Il tourna le dos à la pièce et se dirigea vers l’escalier, mais le battement violent de la porte lui fit regarder par-dessus son épaule et voir Nikita qui l’avait suivi avec trois autres hommes : « Ils vont donc me tuer, après tout ! » se dit-il.

Sans lui donner le temps de se retourner et de leur faire face, ils se ruèrent sur lui. Il fut précipité contre le mur, la tête en avant. « Comment vont-ils s’y prendre ? » se demandait-il. Nikita lui cria, en pleine figure, avec un rire aigu : « On va vous rendre inoffensif. Attendez un instant ! »

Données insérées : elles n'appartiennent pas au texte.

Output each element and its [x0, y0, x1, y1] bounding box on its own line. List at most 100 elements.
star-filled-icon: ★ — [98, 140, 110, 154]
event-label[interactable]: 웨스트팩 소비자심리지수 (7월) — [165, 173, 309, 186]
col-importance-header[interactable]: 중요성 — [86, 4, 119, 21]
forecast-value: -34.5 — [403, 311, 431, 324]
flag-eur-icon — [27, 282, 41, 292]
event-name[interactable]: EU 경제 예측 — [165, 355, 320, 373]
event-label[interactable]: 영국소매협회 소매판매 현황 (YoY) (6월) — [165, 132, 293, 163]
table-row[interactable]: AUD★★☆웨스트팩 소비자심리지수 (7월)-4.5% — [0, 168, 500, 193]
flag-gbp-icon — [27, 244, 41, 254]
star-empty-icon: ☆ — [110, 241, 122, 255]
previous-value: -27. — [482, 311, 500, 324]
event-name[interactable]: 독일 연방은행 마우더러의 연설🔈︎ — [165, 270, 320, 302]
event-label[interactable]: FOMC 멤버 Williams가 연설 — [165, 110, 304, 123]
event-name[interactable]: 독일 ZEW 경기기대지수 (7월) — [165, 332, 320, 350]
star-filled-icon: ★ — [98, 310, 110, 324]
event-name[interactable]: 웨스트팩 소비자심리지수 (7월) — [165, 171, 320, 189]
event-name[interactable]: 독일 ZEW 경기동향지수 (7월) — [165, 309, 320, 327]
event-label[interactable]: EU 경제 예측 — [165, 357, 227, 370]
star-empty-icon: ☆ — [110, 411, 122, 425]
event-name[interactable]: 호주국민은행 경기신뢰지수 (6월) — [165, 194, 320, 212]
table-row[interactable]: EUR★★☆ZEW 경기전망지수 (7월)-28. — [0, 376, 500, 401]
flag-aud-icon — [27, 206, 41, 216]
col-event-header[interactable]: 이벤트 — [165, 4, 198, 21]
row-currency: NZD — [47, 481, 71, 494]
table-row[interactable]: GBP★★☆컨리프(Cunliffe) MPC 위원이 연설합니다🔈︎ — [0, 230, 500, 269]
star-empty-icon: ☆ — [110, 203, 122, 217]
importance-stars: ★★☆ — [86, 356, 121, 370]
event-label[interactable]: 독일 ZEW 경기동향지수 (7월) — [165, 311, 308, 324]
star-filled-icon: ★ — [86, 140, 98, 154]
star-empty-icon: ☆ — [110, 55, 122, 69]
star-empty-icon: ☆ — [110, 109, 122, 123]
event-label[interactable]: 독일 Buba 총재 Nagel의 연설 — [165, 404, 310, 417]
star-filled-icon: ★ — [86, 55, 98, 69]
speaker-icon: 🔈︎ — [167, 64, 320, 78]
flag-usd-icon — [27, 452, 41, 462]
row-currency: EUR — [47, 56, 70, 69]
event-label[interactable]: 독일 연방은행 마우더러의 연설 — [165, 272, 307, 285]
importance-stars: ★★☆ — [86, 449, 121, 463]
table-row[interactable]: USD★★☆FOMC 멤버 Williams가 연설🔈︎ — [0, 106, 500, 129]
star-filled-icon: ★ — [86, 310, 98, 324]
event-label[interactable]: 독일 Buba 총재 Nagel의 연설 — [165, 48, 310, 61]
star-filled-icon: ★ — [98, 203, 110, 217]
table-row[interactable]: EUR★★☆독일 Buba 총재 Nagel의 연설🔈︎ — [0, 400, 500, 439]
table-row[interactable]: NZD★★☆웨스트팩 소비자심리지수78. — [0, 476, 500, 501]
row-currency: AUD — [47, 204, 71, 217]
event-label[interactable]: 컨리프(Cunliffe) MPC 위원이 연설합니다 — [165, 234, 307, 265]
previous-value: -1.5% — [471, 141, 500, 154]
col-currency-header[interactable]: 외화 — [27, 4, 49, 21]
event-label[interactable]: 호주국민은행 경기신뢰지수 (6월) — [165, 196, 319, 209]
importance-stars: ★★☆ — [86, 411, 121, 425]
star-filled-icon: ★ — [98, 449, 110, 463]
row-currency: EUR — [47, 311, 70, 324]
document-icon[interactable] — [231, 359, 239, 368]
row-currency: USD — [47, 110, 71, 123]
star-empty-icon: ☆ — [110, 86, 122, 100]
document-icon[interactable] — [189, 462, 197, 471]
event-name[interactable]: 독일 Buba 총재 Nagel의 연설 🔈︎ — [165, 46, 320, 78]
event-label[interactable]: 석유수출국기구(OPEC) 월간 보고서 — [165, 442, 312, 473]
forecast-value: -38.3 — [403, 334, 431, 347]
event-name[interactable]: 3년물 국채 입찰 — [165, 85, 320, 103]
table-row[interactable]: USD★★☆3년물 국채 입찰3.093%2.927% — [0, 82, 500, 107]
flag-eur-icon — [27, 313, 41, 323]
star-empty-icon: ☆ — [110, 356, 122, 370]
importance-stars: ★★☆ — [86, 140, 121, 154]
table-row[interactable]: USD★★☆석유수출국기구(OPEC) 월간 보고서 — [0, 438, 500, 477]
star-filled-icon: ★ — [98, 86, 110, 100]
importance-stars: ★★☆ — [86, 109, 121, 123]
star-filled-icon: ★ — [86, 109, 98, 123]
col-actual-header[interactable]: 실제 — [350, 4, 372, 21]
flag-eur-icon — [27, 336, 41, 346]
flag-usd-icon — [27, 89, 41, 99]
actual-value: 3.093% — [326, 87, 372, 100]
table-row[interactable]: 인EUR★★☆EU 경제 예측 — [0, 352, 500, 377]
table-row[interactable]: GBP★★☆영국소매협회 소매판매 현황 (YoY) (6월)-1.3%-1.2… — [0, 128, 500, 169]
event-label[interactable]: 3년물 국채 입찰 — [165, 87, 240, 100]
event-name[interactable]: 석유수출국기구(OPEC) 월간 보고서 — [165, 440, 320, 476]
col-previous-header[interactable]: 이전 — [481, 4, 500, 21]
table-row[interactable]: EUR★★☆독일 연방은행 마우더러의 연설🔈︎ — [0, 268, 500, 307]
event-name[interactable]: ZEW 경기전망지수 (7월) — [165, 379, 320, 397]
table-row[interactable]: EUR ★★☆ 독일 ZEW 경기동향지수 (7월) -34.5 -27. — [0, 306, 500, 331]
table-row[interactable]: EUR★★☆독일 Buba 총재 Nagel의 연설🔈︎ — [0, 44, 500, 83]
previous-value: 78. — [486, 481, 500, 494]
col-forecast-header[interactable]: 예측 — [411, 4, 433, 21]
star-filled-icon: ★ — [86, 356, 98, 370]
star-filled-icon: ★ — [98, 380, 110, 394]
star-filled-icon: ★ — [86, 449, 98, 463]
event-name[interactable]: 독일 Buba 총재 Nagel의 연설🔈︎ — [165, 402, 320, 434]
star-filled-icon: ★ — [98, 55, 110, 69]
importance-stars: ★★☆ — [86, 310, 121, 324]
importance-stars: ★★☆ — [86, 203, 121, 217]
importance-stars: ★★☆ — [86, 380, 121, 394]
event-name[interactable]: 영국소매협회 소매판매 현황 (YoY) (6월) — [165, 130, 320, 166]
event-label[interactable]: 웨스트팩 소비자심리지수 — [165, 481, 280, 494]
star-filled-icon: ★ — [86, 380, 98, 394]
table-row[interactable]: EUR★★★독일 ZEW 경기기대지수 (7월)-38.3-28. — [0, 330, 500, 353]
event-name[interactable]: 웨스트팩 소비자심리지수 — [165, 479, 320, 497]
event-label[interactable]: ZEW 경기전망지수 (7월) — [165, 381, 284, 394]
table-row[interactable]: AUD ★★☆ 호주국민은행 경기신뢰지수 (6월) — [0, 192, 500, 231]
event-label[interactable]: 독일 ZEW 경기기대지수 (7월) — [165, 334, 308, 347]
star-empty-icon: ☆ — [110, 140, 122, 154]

Razumov ne luttait pas. Les trois hommes l’appliquaient et le maintinrent contre le mur, tandis que Nikita se plaçait légèrement de côté et levait délibérément son énorme bras. Razumov qui croyait sa main armée d’un couteau la vit descendre large ouverte et sans arme ; il reçut un coup formidable, au côté de la tête, un peu au-dessus de l’oreille. Il percevait en même temps le bruit léger et étouffé d’une détonation, semblable au bruit d’un coup de pistolet tiré de l’autre côté du mur. Cet outrage éveilla en lui une rage furieuse. Les assistants, réunis dans l’appartement de Lespara, retenaient leur souffle, écoutant la lutte désespérée des quatre hommes sur le palier ; on entendit des coups contre les murs ; un choc terrible ébranla la porte elle-même, puis les combattants s’effondrèrent tous ensemble avec une violence qui parut faire trembler la maison tout entière. Razumov, vaincu, hors d’haleine, écrasé sous le poids de ses assaillants, vit le monstrueux Nikita s’accroupir près de sa tête, sur les talons, tandis que les autres le tenaient allongé, agenouillés sur sa poitrine, lui serrant la gorge, couchés sur ses jambes.

« Tournez-lui la figure de l’autre côté », ordonna le terroriste ventru, avec un ricanement de joie satisfaite.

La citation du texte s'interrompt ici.